2021 Mar 22

A Test Run of Adobe’s ‘Super Resolution’


I went out this weekend to try the new feature recently added to Adobe Camera Raw, and can report some pretty mind-boggling results.  I won’t attempt to repeat here what others have already said, but will refer you to this article for a thorough technical explanation of what’s actually going on.  

In a nutshell, Super Resolution is an enhancement that uses machine learning to increase the resolution of an image.  When you open a raw file in ACR, you control-click (Mac) on an image to find ‘Enhance...’.  In the dialog that opens you’ll see a Super Resolution checkbox; click that and tell it to GO.  What you get after some considerable grinding is a new .dng file with twice the linear dimensions of your original .CR3 (Canon users).  A 6720 x 4800p images becomes 13440 x 8960p.  The original 23.5 MB file grows to 469 MB!  There’s some translation between file formats going on that I can’t explain; in a direct upscaling I’d expect a 94 MB file.  I’ve got my camera set to use Canon’s compressed C-RAW, but still; that’s a phenomenal swelling.  And this gigantic new file isn’t just bigger—the new pixels added are ones that would be there if you’d been using a camera with a super resolution sensor, roughly speaking.  My cameras have a 30.4 MP sensor.  The super-resolved would be produced by a 122 MP sensor—if my logic is correct.  Again, mind boggling.

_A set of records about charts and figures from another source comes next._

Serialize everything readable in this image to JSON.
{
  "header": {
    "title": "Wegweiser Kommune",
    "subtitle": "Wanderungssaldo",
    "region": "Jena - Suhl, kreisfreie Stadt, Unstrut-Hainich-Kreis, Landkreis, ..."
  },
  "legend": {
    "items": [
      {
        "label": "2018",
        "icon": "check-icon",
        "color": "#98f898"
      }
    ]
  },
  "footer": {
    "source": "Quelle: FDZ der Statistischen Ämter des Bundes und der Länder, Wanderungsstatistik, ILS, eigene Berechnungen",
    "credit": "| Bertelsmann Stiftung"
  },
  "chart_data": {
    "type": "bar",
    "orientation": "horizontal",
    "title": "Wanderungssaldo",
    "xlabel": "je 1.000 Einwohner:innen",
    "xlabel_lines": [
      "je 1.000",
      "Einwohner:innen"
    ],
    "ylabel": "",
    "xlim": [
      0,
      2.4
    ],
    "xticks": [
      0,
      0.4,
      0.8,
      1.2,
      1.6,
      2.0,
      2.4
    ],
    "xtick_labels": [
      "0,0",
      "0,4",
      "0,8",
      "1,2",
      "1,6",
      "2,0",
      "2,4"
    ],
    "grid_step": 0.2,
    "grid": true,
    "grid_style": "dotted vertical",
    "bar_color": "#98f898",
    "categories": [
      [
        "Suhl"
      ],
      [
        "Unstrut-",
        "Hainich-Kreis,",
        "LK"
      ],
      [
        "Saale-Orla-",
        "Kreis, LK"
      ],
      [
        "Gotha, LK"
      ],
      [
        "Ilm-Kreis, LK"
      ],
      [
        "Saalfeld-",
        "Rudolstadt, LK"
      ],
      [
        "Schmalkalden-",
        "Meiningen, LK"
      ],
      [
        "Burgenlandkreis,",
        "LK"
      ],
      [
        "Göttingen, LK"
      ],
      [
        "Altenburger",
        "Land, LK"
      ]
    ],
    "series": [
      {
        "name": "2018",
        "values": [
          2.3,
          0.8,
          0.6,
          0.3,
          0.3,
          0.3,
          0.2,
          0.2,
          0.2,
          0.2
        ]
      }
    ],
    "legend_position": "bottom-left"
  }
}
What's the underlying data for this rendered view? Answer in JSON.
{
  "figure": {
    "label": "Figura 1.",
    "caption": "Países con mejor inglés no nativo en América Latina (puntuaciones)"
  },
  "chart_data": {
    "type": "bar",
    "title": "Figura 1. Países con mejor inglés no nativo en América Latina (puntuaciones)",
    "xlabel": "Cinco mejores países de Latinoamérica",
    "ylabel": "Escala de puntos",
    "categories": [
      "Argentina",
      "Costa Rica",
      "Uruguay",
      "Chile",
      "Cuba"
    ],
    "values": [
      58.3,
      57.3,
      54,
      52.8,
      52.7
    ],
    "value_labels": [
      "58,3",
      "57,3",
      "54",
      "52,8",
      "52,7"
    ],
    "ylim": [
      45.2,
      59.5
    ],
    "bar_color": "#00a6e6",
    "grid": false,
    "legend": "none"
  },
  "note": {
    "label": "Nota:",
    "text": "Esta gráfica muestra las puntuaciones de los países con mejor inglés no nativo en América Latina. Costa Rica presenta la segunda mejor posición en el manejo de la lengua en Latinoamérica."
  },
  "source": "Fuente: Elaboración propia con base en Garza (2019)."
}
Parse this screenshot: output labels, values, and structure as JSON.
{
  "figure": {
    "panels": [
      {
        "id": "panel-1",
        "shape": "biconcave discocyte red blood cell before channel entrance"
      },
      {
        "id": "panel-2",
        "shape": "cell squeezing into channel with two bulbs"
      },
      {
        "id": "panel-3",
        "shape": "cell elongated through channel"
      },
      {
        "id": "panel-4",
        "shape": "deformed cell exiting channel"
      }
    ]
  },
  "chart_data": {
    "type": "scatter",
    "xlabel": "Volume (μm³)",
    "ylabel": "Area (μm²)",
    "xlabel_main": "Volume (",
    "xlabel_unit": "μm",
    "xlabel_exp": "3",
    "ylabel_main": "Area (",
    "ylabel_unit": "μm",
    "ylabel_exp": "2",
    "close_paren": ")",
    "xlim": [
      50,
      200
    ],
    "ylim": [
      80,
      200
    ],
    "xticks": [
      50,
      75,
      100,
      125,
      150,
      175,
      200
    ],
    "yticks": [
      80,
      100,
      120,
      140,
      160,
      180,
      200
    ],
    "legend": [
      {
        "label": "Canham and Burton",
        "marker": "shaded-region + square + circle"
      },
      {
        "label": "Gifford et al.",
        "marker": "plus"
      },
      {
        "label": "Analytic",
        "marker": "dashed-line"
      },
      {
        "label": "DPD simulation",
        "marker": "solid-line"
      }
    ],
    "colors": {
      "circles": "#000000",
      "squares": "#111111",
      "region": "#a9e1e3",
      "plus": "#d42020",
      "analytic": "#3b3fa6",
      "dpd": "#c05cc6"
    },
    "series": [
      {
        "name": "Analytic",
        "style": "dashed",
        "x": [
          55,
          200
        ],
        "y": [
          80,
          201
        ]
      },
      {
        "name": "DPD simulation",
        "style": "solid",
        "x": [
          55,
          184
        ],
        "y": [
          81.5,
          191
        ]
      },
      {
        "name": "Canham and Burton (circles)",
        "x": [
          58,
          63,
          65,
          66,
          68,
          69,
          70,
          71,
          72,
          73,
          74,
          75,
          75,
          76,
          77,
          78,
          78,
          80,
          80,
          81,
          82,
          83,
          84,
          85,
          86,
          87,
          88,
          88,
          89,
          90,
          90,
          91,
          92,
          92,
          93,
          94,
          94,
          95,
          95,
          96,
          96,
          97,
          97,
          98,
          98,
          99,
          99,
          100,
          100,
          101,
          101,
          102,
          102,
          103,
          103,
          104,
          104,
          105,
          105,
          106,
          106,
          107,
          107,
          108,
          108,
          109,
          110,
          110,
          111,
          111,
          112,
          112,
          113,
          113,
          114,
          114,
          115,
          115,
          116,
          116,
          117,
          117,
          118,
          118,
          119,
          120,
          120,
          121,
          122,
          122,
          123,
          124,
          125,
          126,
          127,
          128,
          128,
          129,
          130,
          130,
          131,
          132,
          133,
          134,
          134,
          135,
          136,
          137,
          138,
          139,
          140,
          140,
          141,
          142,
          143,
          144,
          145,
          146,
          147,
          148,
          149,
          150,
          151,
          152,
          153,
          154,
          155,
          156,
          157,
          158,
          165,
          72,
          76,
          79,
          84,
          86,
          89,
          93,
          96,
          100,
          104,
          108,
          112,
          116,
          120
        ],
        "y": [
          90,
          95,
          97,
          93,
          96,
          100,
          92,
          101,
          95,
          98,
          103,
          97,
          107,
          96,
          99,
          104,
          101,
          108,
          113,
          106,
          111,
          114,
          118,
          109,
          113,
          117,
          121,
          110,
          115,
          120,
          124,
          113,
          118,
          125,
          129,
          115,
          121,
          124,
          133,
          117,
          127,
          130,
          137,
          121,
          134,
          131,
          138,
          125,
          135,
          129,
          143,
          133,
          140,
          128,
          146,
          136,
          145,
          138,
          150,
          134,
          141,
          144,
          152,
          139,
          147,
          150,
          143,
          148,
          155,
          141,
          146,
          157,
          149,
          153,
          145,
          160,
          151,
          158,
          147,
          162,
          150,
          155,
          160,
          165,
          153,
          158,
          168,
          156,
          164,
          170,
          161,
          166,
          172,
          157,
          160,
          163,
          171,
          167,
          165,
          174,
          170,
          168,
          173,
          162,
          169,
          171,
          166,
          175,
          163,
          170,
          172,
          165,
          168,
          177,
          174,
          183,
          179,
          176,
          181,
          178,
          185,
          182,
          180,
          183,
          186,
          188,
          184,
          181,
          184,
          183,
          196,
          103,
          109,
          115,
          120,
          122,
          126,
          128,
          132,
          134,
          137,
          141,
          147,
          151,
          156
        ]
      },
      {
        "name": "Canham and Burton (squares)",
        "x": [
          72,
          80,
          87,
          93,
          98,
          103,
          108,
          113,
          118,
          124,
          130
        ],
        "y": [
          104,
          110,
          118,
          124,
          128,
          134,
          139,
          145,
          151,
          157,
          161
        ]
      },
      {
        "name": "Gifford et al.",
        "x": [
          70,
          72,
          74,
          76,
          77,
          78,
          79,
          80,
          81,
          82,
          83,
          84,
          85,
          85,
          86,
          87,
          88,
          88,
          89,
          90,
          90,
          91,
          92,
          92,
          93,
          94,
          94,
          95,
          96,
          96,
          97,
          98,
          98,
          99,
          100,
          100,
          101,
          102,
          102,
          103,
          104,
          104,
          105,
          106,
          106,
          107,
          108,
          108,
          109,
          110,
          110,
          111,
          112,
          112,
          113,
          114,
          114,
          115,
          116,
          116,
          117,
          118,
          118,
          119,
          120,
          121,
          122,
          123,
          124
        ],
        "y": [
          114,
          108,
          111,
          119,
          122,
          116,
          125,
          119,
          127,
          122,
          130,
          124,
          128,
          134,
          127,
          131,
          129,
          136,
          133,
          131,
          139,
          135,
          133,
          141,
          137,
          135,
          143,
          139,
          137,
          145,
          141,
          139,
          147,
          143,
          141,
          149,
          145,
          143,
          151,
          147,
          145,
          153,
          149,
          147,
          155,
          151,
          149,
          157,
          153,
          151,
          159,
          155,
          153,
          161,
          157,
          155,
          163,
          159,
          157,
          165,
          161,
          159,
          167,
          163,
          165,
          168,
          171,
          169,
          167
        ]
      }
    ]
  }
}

So for a real-world example, I found a building with lots of detail—representative of what I encounter all the time in architectural photography.  This one has ribbed metal siding, metal guardrails, window blinds, and if you look closely: wicker furniture.  The un-cropped photo posted here is not full size—even saved as a JPG it’s a 56 MB file.  I include it as a way-finder for my cropped views.



Processed traditionally at 360 ppi the photo measures 16.7” x 12.3”, ‘enhanced’ it’s 33.5” x 24.6”!

In this comparison of crops, both examples are left at their full scale.  Look at the row of rivets in the metal siding, and the wicker furniture especially.  In the un-enhanced, you know that’s it’s wicker, but in the ‘enhanced’ you can actually see that it is.  At the very left edge, in the upper window you can clearly see there is a string running vertically in the blind—in the un-enhanced that string is barely visible!



In these, I scaled the ‘enhanced’ to the same size as the un-enhanced.  No sophisticated algorythms applied, I just used the Edit>Transform>Scale tool, 50%.  Even when the two crops are ‘size-matched’ there is much better detail in the super resolution-ed image.  Look at the string of Christmas lights.


Finally I should note, Super Resolution is not sharpening, per se.  Sharpening in Photoshop looks at edges in an image and increases the contrast between adjacent pixels, or that’s my understanding anyway.  If you overdo it, you end up with artifacts of the process, or ‘halos’.  Super Resolution on the other hand, is machine learning applied.  A computer was ‘taught’ to see how to fill in between pixels by ‘showing’ it millions of images in low res and higher res versions.  

And I didn’t think to check what I was doing with sharpening until after I’d already completed my experiments but there is little bit applied during RAW conversion, prior to ‘enhancement’: 40 on the Sharpening slider, 25 on the Color Noise Reduction.  I need to try it again without.  Adobe reccomends using as ‘clean’ a source file as possible.

How this will be incorporated into my workflow is another endeavor entirely.  I have typically shot two exposures and spliced the images together into a sort of vertical panorama—that’s how I would have done this example to get the 3:4 ratio I often prefer over the camera’s default 2:3.  That yields me greater resolution than the camera’s native 30.4 MP but at the cost of some pretty hefty tedium in editing.  My first trials with ‘enhancement’ were on some images I’ve already got, and they made for some monsterous files that Photoshop refused to even think about—they bumped hard into the app’s 2 GB maximum file size.  My poor old Mac Pro coughed and sputtered more than a little.  Instead, these new captures were visuallized as complete photos, and captured in one exposure instead of two.  And still they’re really big, detailed photos!  Far bigger than my old cut-and-paste process made.

Then there’s that new 45 MP camera arriving soon.